I Am Love (Magnolia)
SLP: $20.99
Release date: Oct. 12
To best approach Luca Guadagnino’s I Am Love is to look beyond cinema. Channeling the emotional extremity of Italian opera, the layered structure of classic symphonies and the detailed sweep of the Russian novel, this torrid peek into the personal affairs and betrayals of a crumbling bourgeois family chastises its wealthy industrialists while providing one of them with a painstaking exit strategy. From the movie’s opening tableau – a lugubrious, snow-capped gathering at Milan mansion in which the Recchi family’s oldest industrialist will retire and name his successor – through the start of an unpredictable affair, a passionate respite in London, an unspeakable tragedy back home and finally a phoenix-like rise from the family’s metaphoric ashes, I Am Love lives up to its boldly presumptuous title. Cooking scenes are filmed like sex scenes, and the sex scenes are presented as if sex had never been filmed before. Guadagnino has the chutzpah to cut away from his poetic montages of fragmented, scintillating flesh to show us the steamy flora and fauna of the surrounding land, a gesture that could have been a corny attempt at soft-porn impressionism but instead suggests the epic totality of the characters’ actions. I am Love’s plot is a succession of unpredictable game-changers, and its bravura style pays homage to a century’s worth of Italian art while charting a new, inspirational path forward. And as for Tilda Swinton, speaking fluent Italian in the leading role? She’s simply a revelation.

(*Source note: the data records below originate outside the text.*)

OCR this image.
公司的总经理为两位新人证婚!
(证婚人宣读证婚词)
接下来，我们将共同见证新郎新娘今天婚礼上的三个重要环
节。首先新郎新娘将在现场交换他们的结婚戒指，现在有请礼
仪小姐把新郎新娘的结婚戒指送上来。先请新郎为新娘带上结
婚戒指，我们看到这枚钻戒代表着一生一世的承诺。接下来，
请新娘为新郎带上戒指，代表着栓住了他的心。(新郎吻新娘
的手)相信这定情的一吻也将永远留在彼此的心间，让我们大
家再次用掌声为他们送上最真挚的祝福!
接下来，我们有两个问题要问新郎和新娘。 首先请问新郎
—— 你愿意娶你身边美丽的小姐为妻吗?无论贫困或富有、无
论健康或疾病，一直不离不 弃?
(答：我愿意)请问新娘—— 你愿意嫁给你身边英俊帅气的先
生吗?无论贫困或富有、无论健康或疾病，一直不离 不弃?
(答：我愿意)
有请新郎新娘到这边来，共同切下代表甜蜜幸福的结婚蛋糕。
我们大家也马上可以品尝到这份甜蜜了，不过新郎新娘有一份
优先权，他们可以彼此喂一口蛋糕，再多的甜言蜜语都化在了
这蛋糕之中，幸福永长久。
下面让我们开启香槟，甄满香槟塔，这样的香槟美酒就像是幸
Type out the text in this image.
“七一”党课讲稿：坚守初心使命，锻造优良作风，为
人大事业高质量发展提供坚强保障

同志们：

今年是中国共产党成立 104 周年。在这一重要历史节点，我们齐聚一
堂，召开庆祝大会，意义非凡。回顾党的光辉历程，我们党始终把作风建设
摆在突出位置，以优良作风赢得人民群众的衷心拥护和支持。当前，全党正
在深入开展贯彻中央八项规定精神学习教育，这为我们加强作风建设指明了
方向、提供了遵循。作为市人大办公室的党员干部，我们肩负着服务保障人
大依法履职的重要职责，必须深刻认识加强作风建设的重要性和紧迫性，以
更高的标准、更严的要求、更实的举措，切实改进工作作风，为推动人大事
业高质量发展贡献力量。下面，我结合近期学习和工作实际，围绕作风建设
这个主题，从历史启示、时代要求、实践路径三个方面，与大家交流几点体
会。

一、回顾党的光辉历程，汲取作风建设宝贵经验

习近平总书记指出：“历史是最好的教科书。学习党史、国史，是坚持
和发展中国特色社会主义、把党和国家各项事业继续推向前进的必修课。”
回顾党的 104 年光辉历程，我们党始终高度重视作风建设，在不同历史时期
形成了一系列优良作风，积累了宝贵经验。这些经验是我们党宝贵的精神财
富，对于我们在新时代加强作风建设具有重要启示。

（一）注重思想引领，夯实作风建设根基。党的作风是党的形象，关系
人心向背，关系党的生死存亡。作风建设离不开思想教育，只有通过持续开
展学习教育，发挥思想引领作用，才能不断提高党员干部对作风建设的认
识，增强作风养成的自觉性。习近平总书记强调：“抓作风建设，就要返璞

The Human Centipede (First Sequence) (IFC)
Release date: Oct. 5
SLP: $14.99
When something is hyped as being one of the grossest, sickest, most vile things you’ll ever see, you should be wary – not because you may end up losing your lunch in the aisle of the cinema (or in this case, in the discomfort of your own home) but because you’ll probably be disappointed at the banal tameness of it all. Tom Six’s The Human Centipede (First Sequence) is one of those movies, a Z-grade schlock-horror picture about a mad German doctor (Dieter Laser) who sews together three tourists, mouth-to-anus, to form the titular experiment. The result is unpleasant to look at, to be sure, but it’s devoid of artistic merit, and it’s no more vomit-inducing than countless snuff offerings from Mondo Cane to Herschell Gordon Lewis’ oeuvre to any number of war films. Those expecting the film to go anywhere beyond its certifiably outrageous premise will be disappointed. Instead, watch the trailer: It’s pretty much the entire movie.